La evaluación de posiciones políticas tiene diversas dimensiones. Así, en Singapur conviven apoyo al empleo por el Estado, que sería libertad económica, y restricciones a manifestaciones de inconformidad. Hay limitaciones al derecho de reunión y a la libre expresión, con el argumento de que ellas hacen posible la seguridad para la población. Además es obligación cumplir cánones de conducta muy restrictivos. El nivel de ingreso es altísimo (cerca de US$60.000 por año vs. menos de US$7.000 para Colombia) y el coeficiente de Gini, que mide la distribución del ingreso, es bajo (0,38, vs. 0,5 para Colombia, uno de los 20 más altos del mundo y, por ende, más desiguales). La tasa de homicidios en Singapur es bajísima, menos de uno por cada 100.000 habitantes, vs. cinco en EE.UU., quizá la más alta entre países desarrollados, y 25 en Colombia.

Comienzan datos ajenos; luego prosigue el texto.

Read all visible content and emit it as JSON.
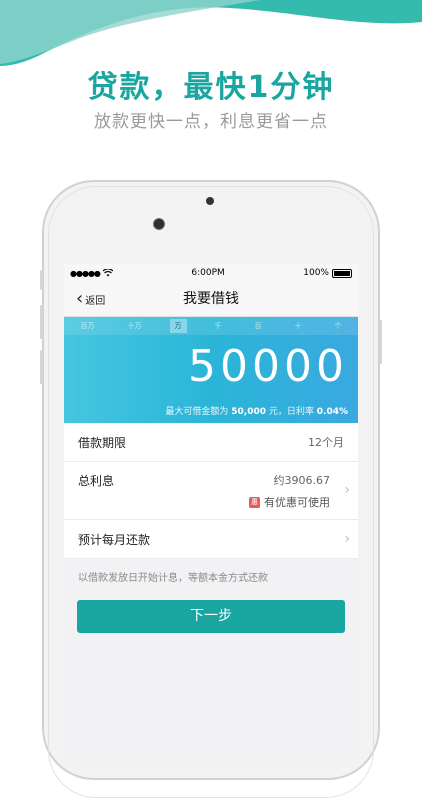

Hay dos polos de referencia en materia de propuestas en el mundo de hoy: el populismo, que ofrece a los electores lo que quieren oír, y la tecnocracia, que desestima la opinión prevalente, pues cree estar cerca de la verdad con el apoyo de modelos que, en teoría, permiten simular el desenlace en ingresos y distribución con distintas estrategias. Los populistas, de derecha e izquierda, pueden alcanzar la victoria electoral, pero la escasa consistencia de sus programas, orientados a cultivar la opinión pública para mantenerse en el poder, suelen llevarlos a situaciones en que solo medidas muy restrictiva los sostienen. Los tecnócratas, en contraste, pocas veces tienen la gracia necesaria para seducir electores, pero en ocasiones apoyan a los populistas durante las primeras fases de su gobierno, con la esperanza fallida de persuadirlos; es fácil caer en la trampa de creer que el fin justifica los medios.

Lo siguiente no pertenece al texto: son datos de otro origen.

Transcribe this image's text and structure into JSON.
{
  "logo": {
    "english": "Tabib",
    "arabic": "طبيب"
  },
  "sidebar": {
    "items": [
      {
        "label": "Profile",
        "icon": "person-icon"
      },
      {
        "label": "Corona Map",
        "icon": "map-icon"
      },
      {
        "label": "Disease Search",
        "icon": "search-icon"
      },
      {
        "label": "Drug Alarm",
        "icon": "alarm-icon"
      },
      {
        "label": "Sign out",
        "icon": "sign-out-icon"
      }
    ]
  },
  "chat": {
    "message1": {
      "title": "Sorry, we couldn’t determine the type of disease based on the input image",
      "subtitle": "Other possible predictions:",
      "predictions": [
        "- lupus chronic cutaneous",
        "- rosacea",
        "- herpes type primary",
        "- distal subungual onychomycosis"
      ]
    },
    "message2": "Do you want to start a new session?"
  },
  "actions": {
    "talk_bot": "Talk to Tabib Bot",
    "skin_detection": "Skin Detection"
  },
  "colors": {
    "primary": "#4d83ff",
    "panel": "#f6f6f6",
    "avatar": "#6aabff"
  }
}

Existe el centro como renuncia al populismo, pero es preciso ir más allá. Algunas personas son partidarias de la propiedad estatal de los medios de producción porque rechazan abusos de parte del capital privado; otras prefieren que el Estado no asuma papel alguno, porque desconfían de la corrupción, quizá cada día mayor, y de la ineficiencia de la burocracia pública. La solución está en lograr regulación efectiva para evitar conductas inapropiadas y proteger el interés general.

¿Es Singapur el modelo? Nuestra sociedad cree en la premisa de respeto a las libertades individuales, y probablemente no estaría dispuesta a renuncias fundamentales. Tampoco es necesario sacrificarlas para lograr tasas de crecimiento elevadas con mejor gestión pública y privada. La combinación de adecuada planificación, efectiva ejecución y control certero es imbatible. Se logra con voluntad, instituciones y ética en todas las dimensiones de la vida. Este último elemento es un reto, pues hay diversos criterios, pero se debe abordar. Es preciso concertar reglas mínimas de conducta consistentes con la viabilidad social, económica y ambiental como objetivo, y con el respeto como restricción.

El liderazgo en lo ético es tarea de todos, pero la comunicación y el ejemplo visible son del dominio de lo público: las autoridades deben definir y cumplir normas de conducta en la gestión, sobre todo si hay mucho poder en cabeza de una sola persona, como en el régimen presidencial. Los procesos acertados generan resultados positivos: se logra buena educación, infraestructura eficiente y, sobre todo, buenas leyes y justicia oportuna y equitativa.